2008 - Created her own research group at INRA, France, focusing on pregnancy and DOHaD (Developmental Origins of Health and Disease)

5 questions with Dr. Chavatte-Palmer

Are you a more of a dog or a cat person? 

We have 4 cats and 4 dogs, so I think it is safe to say that I am a dog and a cat person. We live on a farm with 18 horses and several hens, so I am also a horse and a chicken person! My dream was to have a farm with space for all the animals I want, and that is where we live. All the cats are rescues, and all the dogs except for one. I saw a Bernese Mountain Dog at a friend’s house years ago and fell in love, so I had to get one. Her name is Peach.

What would change for our animal friends if you had a magic wand?

Depends on which animal, but I would make sure that they are well-bred and well-fed, and kept in conditions that ensure their welfare in the scientific sense of that word, and be able to truly express who they are as a species. Isn’t that the definition of real animal welfare?

What's the weirdest work of your everyday work life?

I think it is DOHaD. In English, it stands for the Developmental Origins of Health and Disease. In French, it should be Les origines développementales de la santé et des maladies, or ODSEM. But we call it DOHaD, even in French.

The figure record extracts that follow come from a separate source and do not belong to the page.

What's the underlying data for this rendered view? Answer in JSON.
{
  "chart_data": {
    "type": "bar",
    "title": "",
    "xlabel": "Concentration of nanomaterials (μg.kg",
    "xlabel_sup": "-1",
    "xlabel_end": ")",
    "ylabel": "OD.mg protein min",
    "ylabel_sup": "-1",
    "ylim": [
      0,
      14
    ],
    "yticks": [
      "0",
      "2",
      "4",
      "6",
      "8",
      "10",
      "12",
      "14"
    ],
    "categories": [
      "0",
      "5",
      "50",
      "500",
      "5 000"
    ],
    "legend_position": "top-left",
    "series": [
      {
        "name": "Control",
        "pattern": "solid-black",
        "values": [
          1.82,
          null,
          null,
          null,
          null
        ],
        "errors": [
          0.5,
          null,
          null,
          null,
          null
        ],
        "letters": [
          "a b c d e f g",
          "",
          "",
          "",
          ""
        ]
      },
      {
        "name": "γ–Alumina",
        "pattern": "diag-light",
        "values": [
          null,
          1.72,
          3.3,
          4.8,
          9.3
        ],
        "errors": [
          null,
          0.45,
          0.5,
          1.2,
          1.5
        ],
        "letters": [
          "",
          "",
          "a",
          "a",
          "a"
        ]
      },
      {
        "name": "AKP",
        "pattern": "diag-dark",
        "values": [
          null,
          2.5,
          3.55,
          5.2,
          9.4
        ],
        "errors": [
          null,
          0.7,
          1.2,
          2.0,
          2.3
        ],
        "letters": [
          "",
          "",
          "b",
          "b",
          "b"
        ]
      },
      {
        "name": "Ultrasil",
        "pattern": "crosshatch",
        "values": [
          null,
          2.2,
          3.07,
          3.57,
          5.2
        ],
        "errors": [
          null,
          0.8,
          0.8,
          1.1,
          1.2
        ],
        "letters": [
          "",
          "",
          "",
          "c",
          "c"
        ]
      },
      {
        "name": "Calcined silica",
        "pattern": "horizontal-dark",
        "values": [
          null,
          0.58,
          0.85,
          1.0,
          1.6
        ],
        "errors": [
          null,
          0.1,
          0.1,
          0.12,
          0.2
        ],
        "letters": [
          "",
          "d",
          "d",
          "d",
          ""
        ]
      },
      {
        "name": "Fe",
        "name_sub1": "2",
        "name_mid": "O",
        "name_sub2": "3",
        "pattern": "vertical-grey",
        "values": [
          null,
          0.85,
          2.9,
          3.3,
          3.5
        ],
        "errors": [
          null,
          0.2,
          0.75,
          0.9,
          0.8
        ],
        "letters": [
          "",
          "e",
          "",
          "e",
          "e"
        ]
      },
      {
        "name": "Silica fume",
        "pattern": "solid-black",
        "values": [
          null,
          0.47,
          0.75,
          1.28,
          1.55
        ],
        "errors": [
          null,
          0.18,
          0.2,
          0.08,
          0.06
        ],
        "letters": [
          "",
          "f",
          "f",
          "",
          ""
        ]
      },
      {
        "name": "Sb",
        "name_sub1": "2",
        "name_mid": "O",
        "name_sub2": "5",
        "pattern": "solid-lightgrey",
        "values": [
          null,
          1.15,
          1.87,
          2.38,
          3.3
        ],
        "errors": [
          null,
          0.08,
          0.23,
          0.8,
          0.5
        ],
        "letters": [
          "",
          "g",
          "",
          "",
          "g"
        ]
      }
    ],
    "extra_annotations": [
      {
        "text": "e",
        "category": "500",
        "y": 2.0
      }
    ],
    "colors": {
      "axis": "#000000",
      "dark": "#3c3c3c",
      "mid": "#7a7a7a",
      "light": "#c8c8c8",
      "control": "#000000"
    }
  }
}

Which breed or species would you be if you had four legs?

There is no other choice, I would like to be like Peach, our Bernese Mountain Dog, so friendly and beautiful. Everybody would love me and take great care of me. I would bring happiness to people and be a light- hearted, worry-free dog. Of course, I would not do research - I would be a dog, after all, not trained to be a scientist! 

What would you be if you weren’t a scientist?

Can I say I would be a vet but in clinical practice? I just love animals so much. Otherwise, I would have been a chef. No doubt. To invent, to create and recreate, and get to the bottom of a experiment and share my findings with people... how funny, it is the same as what I am doing now in research with my team, but in a kitchen.

“Inter-species comparative physiology and pathology is one of the keys to finding groundbreaking solutions for all.”